09.11.12

Berlin

Polizei räumt hartes Vorgehen bei Botschaftsräumung ein

Ist die Polizei bei der Räumung der besetzten nigerianischen Botschaft zu hart gegen protestierende Asylbewerber vorgegangen?

Foto: dpa
Asylbewerber besetzen nigerianische Botschaft in Berlin
Polizeibeamte führen zwei Männer ab, die zusammen mit anderen die nigerianische Botschaft in Berlin besetzt hatten. Das Gebäude wurde von Polizeibeamten geräumt

Berlin. Knapp vier Wochen nach der Räumung der besetzten nigerianischen Botschaft in Berlin haben protestierende Flüchtlinge erneut Polizisten Misshandlungen vorgeworfen. Am Freitag kritisierten sie ein weiteres Mal das Vorgehen der Einsatzkräfte bei der Räumung der Vertretung am 15. Oktober. "Ich wurde geschlagen und getreten", sagte Patras Bwansi aus Uganda. "Die deutsche Polizei hat mich genauso behandelt wie die iranische", kritisierte der Flüchtling aus dem Iran, Hatef Soltani, im Protestcamp am Berliner Oranienplatz.

Die Polizei räumte am Freitag ein, Gewalt angewendet zu haben, wies aber zugleich darauf hin, dass die Beamten selbst angegriffen worden seien und die Besetzer das Gebäude nicht freiwillig verlassen hätten. Es werde derzeit geprüft, ob die angewendeten Zwangsmaßnahmen zu hart gewesen seien, sagte Polizeisprecher Stefan Redlich am Freitag.

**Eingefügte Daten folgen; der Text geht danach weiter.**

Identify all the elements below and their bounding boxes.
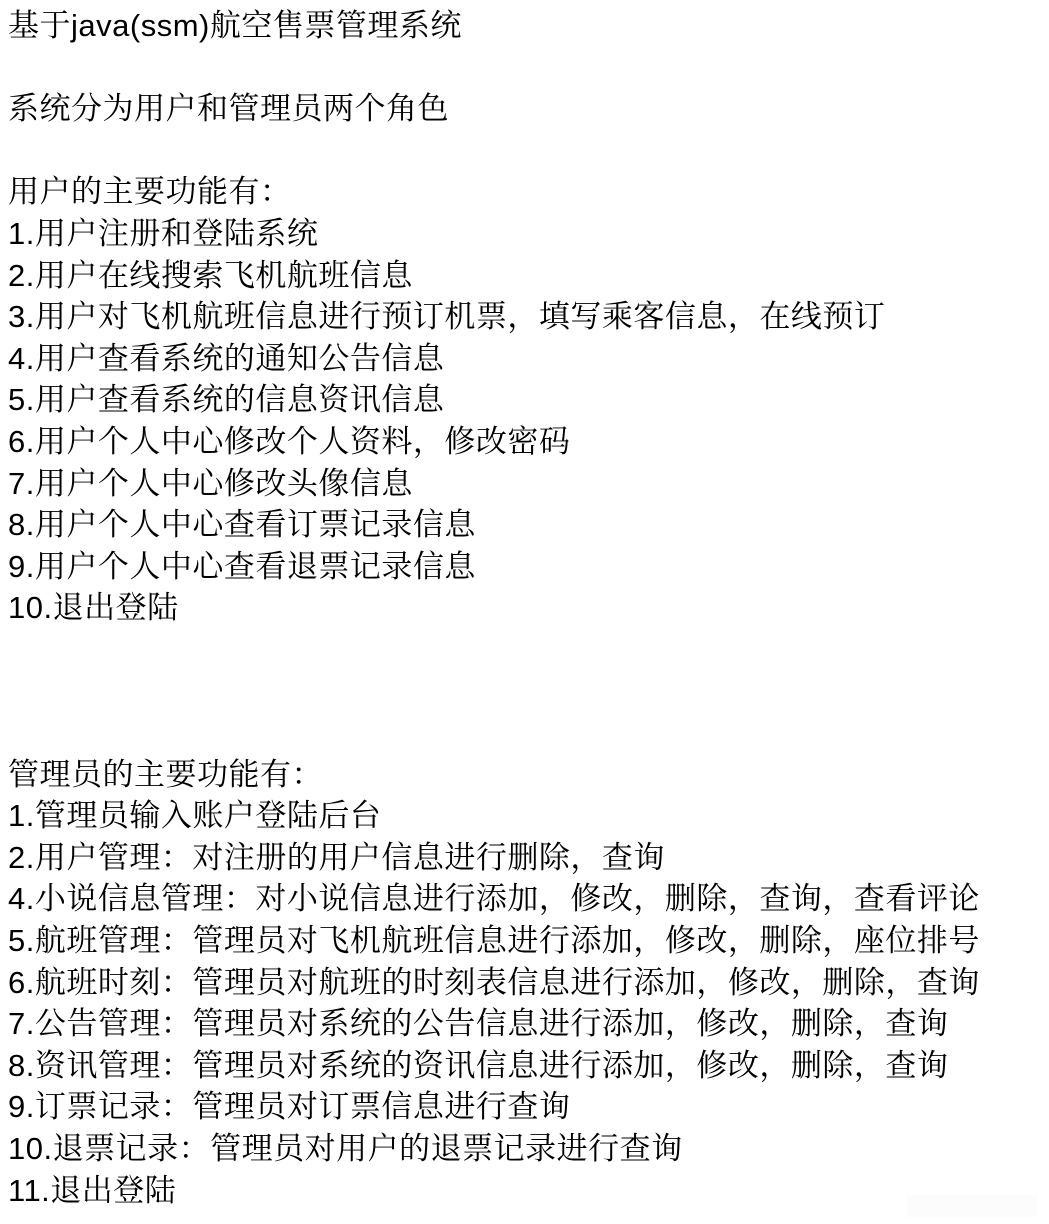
user-feature-item: 7.用户个人中心修改头像信息 (8, 463, 1039, 505)
faint-artifact (906, 1195, 1037, 1217)
admin-feature-item: 6.航班时刻：管理员对航班的时刻表信息进行添加，修改，删除，查询 (8, 962, 1039, 1004)
admin-feature-item: 7.公告管理：管理员对系统的公告信息进行添加，修改，删除，查询 (8, 1003, 1039, 1045)
admin-feature-item: 11.退出登陆 (8, 1170, 1039, 1212)
blank-line (8, 130, 1039, 172)
user-feature-item: 2.用户在线搜索飞机航班信息 (8, 255, 1039, 297)
user-feature-item: 5.用户查看系统的信息资讯信息 (8, 379, 1039, 421)
user-feature-item: 3.用户对飞机航班信息进行预订机票，填写乘客信息，在线预订 (8, 296, 1039, 338)
admin-feature-item: 9.订票记录：管理员对订票信息进行查询 (8, 1086, 1039, 1128)
admin-feature-item: 5.航班管理：管理员对飞机航班信息进行添加，修改，删除，座位排号 (8, 920, 1039, 962)
document-body: 基于java(ssm)航空售票管理系统 系统分为用户和管理员两个角色 用户的主要… (0, 0, 1049, 1211)
user-feature-item: 4.用户查看系统的通知公告信息 (8, 338, 1039, 380)
user-feature-item: 9.用户个人中心查看退票记录信息 (8, 546, 1039, 588)
document-title: 基于java(ssm)航空售票管理系统 (8, 5, 1039, 47)
admin-feature-item: 2.用户管理：对注册的用户信息进行删除，查询 (8, 837, 1039, 879)
user-section-heading: 用户的主要功能有： (8, 171, 1039, 213)
admin-feature-item: 4.小说信息管理：对小说信息进行添加，修改，删除，查询，查看评论 (8, 878, 1039, 920)
admin-feature-item: 10.退票记录：管理员对用户的退票记录进行查询 (8, 1128, 1039, 1170)
user-feature-item: 10.退出登陆 (8, 587, 1039, 629)
admin-section-heading: 管理员的主要功能有： (8, 754, 1039, 796)
blank-line (8, 47, 1039, 89)
admin-feature-item: 8.资讯管理：管理员对系统的资讯信息进行添加，修改，删除，查询 (8, 1045, 1039, 1087)
section-gap (8, 629, 1039, 754)
admin-feature-item: 1.管理员输入账户登陆后台 (8, 795, 1039, 837)
user-feature-item: 8.用户个人中心查看订票记录信息 (8, 504, 1039, 546)
user-feature-item: 1.用户注册和登陆系统 (8, 213, 1039, 255)
user-feature-item: 6.用户个人中心修改个人资料，修改密码 (8, 421, 1039, 463)
intro-line: 系统分为用户和管理员两个角色 (8, 88, 1039, 130)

Die Demonstranten seien vor der Räumung aufgefordert worden, die Botschaft freiwillig zu verlassen. Schließlich seien Demonstranten gepackt und hinausgetragen worden. Es sei auch Pfefferspray eingesetzt worden. Es gab mehrere Festnahmen. Ob die Zwangsmaßnahmen unrechtmäßig gewesen seien, müsse das zuständige Landeskriminalamt klären, sagte Redlich.

Nach der Räumung der nigerianischen Botschaft waren drei Anzeigen gegen Polizeibeamte wegen unverhältnismäßiger Härte erstattet worden, eine davon kam aus den Reihen der Polizei selbst. Laut Redlich gab es aber auch 14 Anzeigen gegen Demonstranten wegen Widerstandes gegen die Staatsgewalt und Körperverletzung gegen Polizisten. Die Ermittlungen seien noch nicht abgeschlossen.

Der Nigerianer Rex Osa von der Flüchtlingsorganisation "The Voice" kritisierte sein Heimatland für die Zusammenarbeit mit den deutschen Behörden bei Abschiebungen. "Flüchtlinge werden in Deutschland kriminalisiert", beklagte er. Osa und andere Flüchtlinge bezeichneten die deutsche Polizei mehrfach als rassistisch. Solche Vorwürfe müsse man im Einzelfall prüfen, sagte Polizeisprecher Redlich. Fehlverhalten könne man nicht ausschließen.

Auch vor dem Brandenburger Tor protestieren die Flüchtlinge für bessere Bedingungen für Asylbewerber. Sie hatten ebenfalls das Vorgehen der Polizei kritisiert, die ihnen unter anderem Schlafsäcke und Matten wegnahm, weil am Brandenburger Tor kein Camp erlaubt ist. Die Integrationsbeauftragte des Bundes, Maria Böhmer (CDU), sicherte den Flüchtlingen ein Gespräch mit Vertretern der Bundestagsfraktionen zu.

Die Flüchtlingsvertreter forderten erneut die Abschaffung der Residenzpflicht. Außerdem lehnen sie Gemeinschaftsunterkünfte ab und protestieren gegen Abschiebungen.